University of Wisconsin-Green Bay anatomy and physiology students traveled 4,500 miles this summer to the Plastinarium in Guben, Germany for a chance to work with a preservation technique called plastination.

The students and tour leaders, Human Biology Prof. Amanda Nelson and Associate Dean Donna Ritch, worked side-by-side with German anatomist Dr. Gunther von Hagens, who discovered the process now made famous by controversial Body Worlds international touring exhibits.

The dissection and anatomical study of preserved corpses is clearly of value to medical science and education. UW-Green Bay students — many of them with successful health science and medical careers in front of them — benefited from the trip. The course adds a unique perspective to an already rigorous program at UW-Green Bay designed to prepare undergraduates for graduate schools or health careers.

“As it becomes more and more competitive to gain entry into professional programs in the health sciences, students are looking for ways to enhance their resume,” Nelson said. “Immersing themselves in this intense, hands-on anatomy experience can highlight a student’s already impressive academic career and provide a great springboard for discussion during an interview.”

Ritch said the experience is unlike any other.

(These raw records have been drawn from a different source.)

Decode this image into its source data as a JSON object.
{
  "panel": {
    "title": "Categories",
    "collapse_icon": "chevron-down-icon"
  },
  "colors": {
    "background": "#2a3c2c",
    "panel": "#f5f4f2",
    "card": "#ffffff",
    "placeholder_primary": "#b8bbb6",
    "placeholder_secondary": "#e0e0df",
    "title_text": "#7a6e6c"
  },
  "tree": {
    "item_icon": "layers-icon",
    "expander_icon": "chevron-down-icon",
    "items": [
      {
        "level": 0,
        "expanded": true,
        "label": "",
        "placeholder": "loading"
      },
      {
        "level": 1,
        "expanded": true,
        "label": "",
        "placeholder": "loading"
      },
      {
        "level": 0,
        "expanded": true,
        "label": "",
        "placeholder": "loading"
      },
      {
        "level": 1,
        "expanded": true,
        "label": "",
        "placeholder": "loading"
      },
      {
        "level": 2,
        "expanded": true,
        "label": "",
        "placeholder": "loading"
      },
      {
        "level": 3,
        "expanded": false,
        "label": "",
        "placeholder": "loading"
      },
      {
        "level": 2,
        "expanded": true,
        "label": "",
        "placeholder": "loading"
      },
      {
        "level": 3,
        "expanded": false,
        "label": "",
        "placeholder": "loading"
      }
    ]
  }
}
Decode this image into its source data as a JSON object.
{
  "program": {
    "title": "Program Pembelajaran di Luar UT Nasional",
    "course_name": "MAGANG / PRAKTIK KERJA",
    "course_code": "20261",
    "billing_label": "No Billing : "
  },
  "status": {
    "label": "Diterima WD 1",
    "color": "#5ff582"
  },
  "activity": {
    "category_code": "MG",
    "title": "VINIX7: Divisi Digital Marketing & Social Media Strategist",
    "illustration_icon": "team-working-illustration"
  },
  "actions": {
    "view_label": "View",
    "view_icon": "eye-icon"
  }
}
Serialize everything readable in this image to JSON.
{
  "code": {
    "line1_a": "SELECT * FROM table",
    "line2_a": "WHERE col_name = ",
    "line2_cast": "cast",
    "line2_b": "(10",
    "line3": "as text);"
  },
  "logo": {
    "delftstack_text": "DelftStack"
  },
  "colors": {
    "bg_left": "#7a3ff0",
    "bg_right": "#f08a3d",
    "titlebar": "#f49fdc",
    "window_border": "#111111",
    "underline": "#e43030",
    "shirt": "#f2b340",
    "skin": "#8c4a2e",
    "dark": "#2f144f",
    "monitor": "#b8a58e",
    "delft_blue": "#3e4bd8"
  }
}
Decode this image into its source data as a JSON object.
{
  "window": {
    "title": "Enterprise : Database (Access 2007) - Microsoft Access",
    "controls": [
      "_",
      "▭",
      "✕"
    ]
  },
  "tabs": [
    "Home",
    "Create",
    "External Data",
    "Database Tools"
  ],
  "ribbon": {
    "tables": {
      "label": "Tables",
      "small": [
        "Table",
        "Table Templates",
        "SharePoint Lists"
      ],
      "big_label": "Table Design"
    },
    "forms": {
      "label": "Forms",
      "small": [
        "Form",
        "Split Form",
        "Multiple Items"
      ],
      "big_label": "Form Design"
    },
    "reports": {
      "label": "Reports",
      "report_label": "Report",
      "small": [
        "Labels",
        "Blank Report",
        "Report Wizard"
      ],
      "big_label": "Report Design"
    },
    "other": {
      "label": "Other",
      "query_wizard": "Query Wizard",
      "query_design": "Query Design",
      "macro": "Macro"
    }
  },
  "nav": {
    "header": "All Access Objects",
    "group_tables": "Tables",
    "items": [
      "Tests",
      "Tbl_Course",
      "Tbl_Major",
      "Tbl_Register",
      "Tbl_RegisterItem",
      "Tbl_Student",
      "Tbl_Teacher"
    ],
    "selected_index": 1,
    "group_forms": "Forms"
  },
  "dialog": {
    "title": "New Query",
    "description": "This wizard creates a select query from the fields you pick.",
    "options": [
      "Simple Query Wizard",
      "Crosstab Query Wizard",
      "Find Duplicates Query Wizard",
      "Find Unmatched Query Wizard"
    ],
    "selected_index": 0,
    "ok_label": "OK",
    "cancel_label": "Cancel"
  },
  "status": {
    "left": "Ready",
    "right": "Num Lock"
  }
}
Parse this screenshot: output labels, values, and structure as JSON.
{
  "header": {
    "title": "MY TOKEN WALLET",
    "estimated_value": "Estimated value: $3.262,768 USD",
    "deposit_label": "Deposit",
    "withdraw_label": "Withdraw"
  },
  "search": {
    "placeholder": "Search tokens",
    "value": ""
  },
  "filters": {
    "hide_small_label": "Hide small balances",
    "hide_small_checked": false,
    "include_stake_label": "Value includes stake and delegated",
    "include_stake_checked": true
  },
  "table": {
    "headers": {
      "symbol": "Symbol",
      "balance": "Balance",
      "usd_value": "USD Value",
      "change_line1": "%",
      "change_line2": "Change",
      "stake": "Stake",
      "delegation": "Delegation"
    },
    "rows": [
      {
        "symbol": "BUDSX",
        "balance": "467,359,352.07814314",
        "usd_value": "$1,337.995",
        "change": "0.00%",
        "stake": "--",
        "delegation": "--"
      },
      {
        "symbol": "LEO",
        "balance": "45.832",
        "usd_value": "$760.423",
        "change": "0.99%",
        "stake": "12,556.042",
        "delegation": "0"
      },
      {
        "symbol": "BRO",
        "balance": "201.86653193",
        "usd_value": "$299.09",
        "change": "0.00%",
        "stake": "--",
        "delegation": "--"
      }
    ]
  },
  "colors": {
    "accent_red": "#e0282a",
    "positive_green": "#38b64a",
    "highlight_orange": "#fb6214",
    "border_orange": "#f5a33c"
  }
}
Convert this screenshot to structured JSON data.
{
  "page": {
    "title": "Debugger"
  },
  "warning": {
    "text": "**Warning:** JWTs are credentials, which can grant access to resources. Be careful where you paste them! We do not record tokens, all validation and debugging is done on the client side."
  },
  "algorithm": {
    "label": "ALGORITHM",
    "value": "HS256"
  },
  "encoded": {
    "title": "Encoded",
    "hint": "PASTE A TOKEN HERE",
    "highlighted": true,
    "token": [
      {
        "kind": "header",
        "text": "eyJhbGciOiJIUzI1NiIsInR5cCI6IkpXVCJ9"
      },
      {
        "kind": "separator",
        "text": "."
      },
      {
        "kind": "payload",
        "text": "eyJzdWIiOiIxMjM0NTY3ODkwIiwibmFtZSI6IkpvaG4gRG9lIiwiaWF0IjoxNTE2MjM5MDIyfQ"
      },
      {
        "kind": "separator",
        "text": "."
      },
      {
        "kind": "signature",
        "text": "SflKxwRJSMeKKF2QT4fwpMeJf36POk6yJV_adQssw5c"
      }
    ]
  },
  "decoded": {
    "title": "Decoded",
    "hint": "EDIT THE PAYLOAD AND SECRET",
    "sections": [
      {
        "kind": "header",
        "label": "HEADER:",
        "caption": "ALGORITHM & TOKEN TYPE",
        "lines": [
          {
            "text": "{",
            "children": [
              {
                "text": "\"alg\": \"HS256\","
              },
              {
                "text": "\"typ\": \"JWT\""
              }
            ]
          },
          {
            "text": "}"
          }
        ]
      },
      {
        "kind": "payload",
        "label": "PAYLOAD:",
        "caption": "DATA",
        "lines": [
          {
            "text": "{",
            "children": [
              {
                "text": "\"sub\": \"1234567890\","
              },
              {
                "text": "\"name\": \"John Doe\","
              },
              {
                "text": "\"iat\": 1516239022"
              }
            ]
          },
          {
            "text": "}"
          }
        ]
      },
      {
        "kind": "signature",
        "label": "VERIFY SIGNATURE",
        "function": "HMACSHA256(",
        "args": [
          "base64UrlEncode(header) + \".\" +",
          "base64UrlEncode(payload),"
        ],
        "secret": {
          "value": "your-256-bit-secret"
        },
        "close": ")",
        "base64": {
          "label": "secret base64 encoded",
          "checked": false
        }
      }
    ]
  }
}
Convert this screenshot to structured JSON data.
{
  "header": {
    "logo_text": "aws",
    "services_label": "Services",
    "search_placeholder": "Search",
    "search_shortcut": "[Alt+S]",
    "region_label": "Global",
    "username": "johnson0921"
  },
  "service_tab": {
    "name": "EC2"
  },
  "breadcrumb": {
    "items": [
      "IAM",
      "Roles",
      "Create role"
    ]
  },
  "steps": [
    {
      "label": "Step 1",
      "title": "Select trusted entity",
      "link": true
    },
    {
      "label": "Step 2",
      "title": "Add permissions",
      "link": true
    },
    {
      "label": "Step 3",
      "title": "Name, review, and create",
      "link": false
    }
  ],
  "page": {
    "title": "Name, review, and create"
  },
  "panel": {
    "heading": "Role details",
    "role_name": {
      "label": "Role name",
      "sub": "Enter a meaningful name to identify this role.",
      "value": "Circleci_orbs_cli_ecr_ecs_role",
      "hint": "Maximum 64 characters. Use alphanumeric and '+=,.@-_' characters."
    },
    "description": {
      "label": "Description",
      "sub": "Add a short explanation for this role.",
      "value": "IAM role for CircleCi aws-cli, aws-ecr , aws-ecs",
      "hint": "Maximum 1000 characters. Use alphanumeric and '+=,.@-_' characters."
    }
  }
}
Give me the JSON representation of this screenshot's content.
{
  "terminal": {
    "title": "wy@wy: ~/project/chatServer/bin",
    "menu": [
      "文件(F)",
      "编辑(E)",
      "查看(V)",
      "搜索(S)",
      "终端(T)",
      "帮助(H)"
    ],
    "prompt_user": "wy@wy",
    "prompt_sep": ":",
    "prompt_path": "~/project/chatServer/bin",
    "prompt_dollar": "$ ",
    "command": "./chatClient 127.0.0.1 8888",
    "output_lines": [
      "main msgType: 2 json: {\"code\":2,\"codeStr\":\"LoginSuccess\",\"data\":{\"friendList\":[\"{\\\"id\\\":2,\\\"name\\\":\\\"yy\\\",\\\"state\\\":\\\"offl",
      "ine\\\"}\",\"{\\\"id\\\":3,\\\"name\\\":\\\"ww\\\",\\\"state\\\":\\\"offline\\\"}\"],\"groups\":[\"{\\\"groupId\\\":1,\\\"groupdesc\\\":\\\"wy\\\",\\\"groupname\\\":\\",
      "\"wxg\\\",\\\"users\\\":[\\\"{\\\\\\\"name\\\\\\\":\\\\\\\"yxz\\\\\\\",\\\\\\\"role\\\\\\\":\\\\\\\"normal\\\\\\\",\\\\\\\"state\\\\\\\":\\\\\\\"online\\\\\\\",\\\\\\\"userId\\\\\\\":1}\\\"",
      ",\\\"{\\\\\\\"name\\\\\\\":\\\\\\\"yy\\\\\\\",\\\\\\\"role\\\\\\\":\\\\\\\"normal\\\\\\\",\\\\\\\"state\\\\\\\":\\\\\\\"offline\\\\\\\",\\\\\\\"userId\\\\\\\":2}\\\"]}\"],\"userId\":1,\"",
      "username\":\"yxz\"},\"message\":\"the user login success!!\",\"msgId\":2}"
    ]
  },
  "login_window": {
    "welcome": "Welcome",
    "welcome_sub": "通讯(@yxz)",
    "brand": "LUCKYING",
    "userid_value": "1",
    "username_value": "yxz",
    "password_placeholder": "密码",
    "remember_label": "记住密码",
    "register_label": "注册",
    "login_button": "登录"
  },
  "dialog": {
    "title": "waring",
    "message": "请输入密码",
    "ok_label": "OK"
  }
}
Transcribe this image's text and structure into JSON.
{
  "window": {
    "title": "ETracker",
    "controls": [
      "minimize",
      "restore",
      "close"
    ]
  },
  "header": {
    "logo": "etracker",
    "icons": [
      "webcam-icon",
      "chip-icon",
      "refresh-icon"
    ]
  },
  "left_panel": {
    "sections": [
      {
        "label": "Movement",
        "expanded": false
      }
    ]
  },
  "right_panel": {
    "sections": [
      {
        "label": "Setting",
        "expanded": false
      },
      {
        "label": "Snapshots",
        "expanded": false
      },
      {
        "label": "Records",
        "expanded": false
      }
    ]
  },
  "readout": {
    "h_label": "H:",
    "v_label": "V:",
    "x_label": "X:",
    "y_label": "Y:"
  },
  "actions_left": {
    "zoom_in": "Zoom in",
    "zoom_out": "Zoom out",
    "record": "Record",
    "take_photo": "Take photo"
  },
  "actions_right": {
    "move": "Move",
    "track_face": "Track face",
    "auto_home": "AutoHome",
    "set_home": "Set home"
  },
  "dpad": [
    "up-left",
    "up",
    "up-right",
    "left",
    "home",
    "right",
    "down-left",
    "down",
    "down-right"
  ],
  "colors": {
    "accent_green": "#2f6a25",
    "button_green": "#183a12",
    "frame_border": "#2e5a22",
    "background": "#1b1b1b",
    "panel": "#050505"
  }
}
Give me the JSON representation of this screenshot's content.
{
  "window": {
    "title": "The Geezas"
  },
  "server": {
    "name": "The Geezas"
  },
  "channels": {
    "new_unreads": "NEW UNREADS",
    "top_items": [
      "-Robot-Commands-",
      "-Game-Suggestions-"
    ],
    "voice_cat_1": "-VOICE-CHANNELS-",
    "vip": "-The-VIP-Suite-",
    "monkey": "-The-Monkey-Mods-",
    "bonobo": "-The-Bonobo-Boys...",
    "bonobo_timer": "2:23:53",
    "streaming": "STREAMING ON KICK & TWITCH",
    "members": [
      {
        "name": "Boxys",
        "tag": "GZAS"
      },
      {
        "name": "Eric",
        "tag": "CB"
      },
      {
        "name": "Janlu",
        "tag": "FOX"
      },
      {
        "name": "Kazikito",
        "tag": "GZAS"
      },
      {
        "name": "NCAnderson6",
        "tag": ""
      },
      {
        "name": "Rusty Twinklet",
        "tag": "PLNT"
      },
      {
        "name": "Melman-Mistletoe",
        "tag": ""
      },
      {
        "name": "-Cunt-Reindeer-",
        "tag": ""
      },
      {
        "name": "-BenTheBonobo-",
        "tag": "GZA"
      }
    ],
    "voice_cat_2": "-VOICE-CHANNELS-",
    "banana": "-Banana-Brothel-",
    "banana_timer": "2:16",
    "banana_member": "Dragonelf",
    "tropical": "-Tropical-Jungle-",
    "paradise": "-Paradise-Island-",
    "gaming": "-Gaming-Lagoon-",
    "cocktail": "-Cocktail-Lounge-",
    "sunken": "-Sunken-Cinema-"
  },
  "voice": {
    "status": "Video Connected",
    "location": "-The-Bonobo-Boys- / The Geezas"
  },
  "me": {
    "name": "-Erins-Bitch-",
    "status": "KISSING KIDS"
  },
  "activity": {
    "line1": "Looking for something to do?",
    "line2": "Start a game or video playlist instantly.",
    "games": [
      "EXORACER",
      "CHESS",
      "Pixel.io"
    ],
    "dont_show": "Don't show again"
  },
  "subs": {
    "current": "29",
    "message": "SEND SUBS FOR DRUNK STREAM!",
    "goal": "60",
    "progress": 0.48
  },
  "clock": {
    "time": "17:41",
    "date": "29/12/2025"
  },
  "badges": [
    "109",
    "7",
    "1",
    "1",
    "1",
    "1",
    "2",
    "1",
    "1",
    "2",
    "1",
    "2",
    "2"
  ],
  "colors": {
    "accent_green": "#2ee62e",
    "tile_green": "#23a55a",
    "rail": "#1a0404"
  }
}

“The students that participated in this two-week travel course had an amazing, unique experience that they could not get anywhere else,” she said. “They worked in Dr. von Hagens’ laboratory and had the opportunity to meet and ask questions of him. Their free time allowed them to experience the German and Polish cultures.” Side trips took them to the site of an Auschwitz concentration camp and the Krakow Main Square — the largest medieval town square in Europe, which dates back to the 13th century.

UW-Green Bay student Emily Brown said the experience was so impactful, she didn’t want to return home.

“Participating in the workshops at the Plastinarium was an unforgettable experience,” she said. “I learned so much from the employees and exhibits and gained so much experience; I never wanted to leave!”